In Green Gulch Zen Center (Marin, California) in the main zendo and in Hiroshima, Japan, at the World Cathedral for Peace, we offered the Atomic Mirror: Reflections of Our Nuclear History, a performance piece. Mayumi Oda's larger than life-sized banners of wrathful, protective goddesses surrounded us and Edie Hartshorne's music carried us. In Honolulu, Hawai'i, we sat in a circle in the grass at the Arizona Memorial in Pearl Harbor, mourning and remembering the pain wrought by all acts of war. In Nagasaki, Japan we joined Mayor Iccho Ito on a dock in Crane Harbor to welcome the Okinawan canoe that had paddled in a journey of peace to that city. In the late afternoon light, we presented the mayor with the healing gifts we had carried the length of our journey.

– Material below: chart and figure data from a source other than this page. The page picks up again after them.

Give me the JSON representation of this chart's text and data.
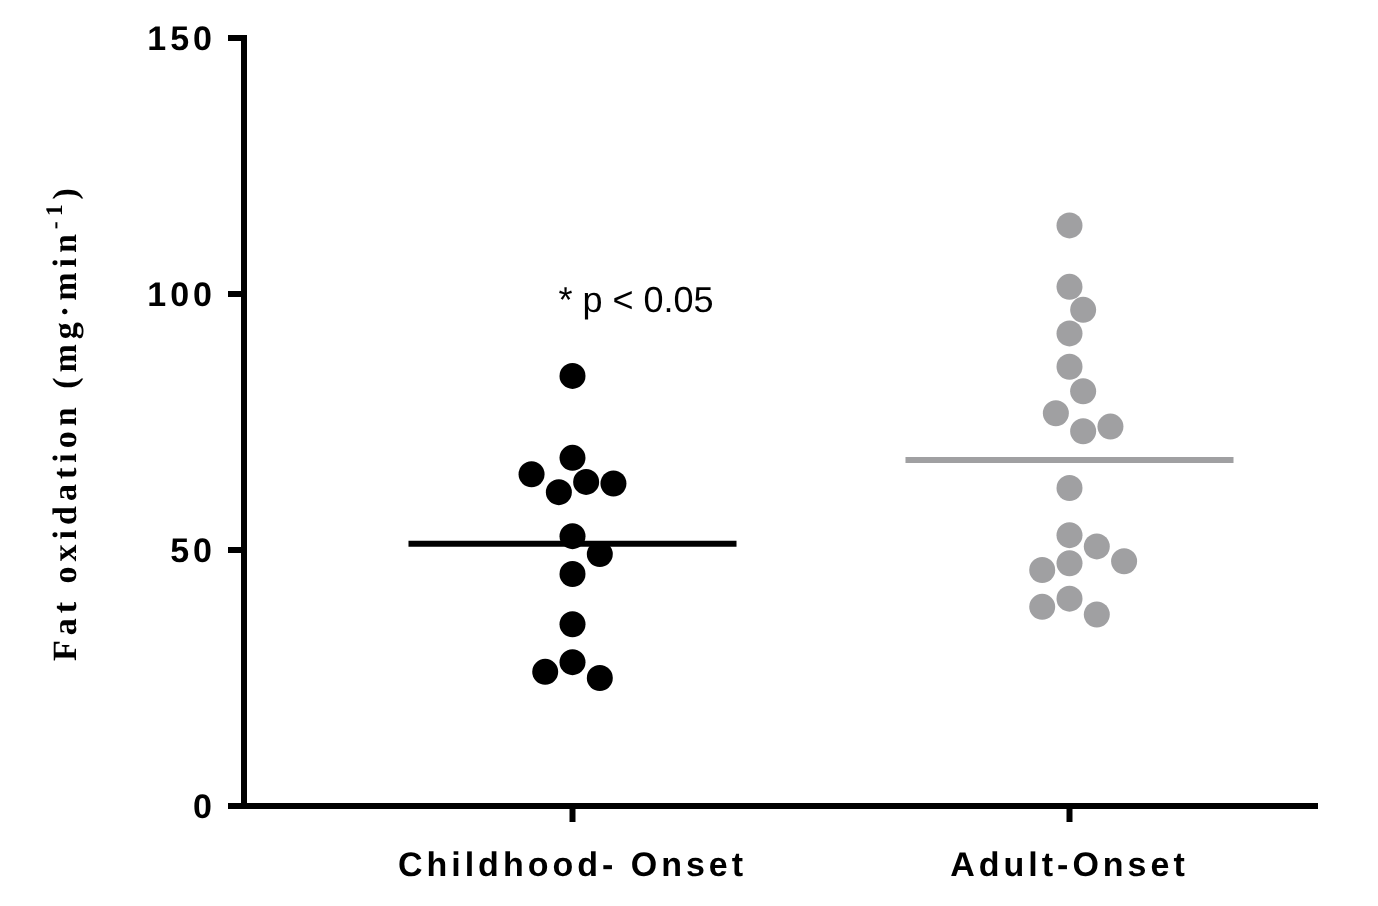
{
  "chart_data": {
    "type": "scatter",
    "categories": [
      "Childhood- Onset",
      "Adult-Onset"
    ],
    "ylabel": "Fat oxidation (mg·min$^{-1}$)",
    "ylim": [
      0,
      150
    ],
    "yticks": [
      0,
      50,
      100,
      150
    ],
    "grid": false,
    "marker": "circle",
    "annotations": [
      "* p < 0.05"
    ],
    "ref_lines": [
      {
        "axis": "y",
        "value": 51.2,
        "color": "#000000"
      },
      {
        "axis": "y",
        "value": 67.6,
        "color": "#a0a0a2"
      }
    ],
    "series": [
      {
        "color": "#000000",
        "x": [
          "Childhood- Onset",
          "Childhood- Onset",
          "Childhood- Onset",
          "Childhood- Onset",
          "Childhood- Onset",
          "Childhood- Onset",
          "Childhood- Onset",
          "Childhood- Onset",
          "Childhood- Onset",
          "Childhood- Onset",
          "Childhood- Onset",
          "Childhood- Onset",
          "Childhood- Onset"
        ],
        "values": [
          84,
          68,
          63.3,
          61.3,
          63,
          64.8,
          52.7,
          49.2,
          45.3,
          35.5,
          28.1,
          25,
          26.2
        ]
      },
      {
        "color": "#a0a0a2",
        "x": [
          "Adult-Onset",
          "Adult-Onset",
          "Adult-Onset",
          "Adult-Onset",
          "Adult-Onset",
          "Adult-Onset",
          "Adult-Onset",
          "Adult-Onset",
          "Adult-Onset",
          "Adult-Onset",
          "Adult-Onset",
          "Adult-Onset",
          "Adult-Onset",
          "Adult-Onset",
          "Adult-Onset",
          "Adult-Onset",
          "Adult-Onset",
          "Adult-Onset"
        ],
        "values": [
          113.4,
          101.4,
          96.9,
          92.3,
          85.8,
          81,
          76.7,
          73.2,
          74.1,
          62.1,
          52.9,
          50.7,
          47.4,
          46.1,
          47.8,
          40.5,
          37.4,
          38.9
        ]
      }
    ]
  }
}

We slept under trees and stars in Lone Pine, California; participated in a ritual Japanese tea ceremony in the cemetary at the Manzanar Relocation Camp; stayed with the Catholic Worker Community in Las Vegas, Nevada; swam in the sacred pool at the base of the waterfall in Kumano, Japan; joined hands with people from around the world in a circle around the Hiroshima dome; sat quietly in a 12th century Zen Temple and listened to bells toll throughout Nagasaki at 11:05 a.m. Our group of pilgrims included people from many backgrounds (artists, scientists, therapists, teachers, clergy, writers, activists) different beliefs (Buddhist, Christian, Jewish, Shinto, Humanist) and several nations (U.S., Japan, Aotearoa/New Zealand, Pakistan, Germany, Britain) who have in common the belief that nuclear weapons should be declared illegal and abolished, and nuclear power should be phased out, thereby liberating human and natural resources to support genuine human needs. As part of the World Campaign to Abolish Nuclear Weapons, the Atomic Mirror Pilgrimage joined the many voices around the planet that seek a Convention on the Elimination of Nuclear Weapons by the turn of the century. We delivered gifts and statements of support, along with the Citizens Pledges to Abolish Nuclear Weapons, to the people of Hiroshima and Nagasaki to support their call for nuclear abolition, and to join their cry, "Never Again."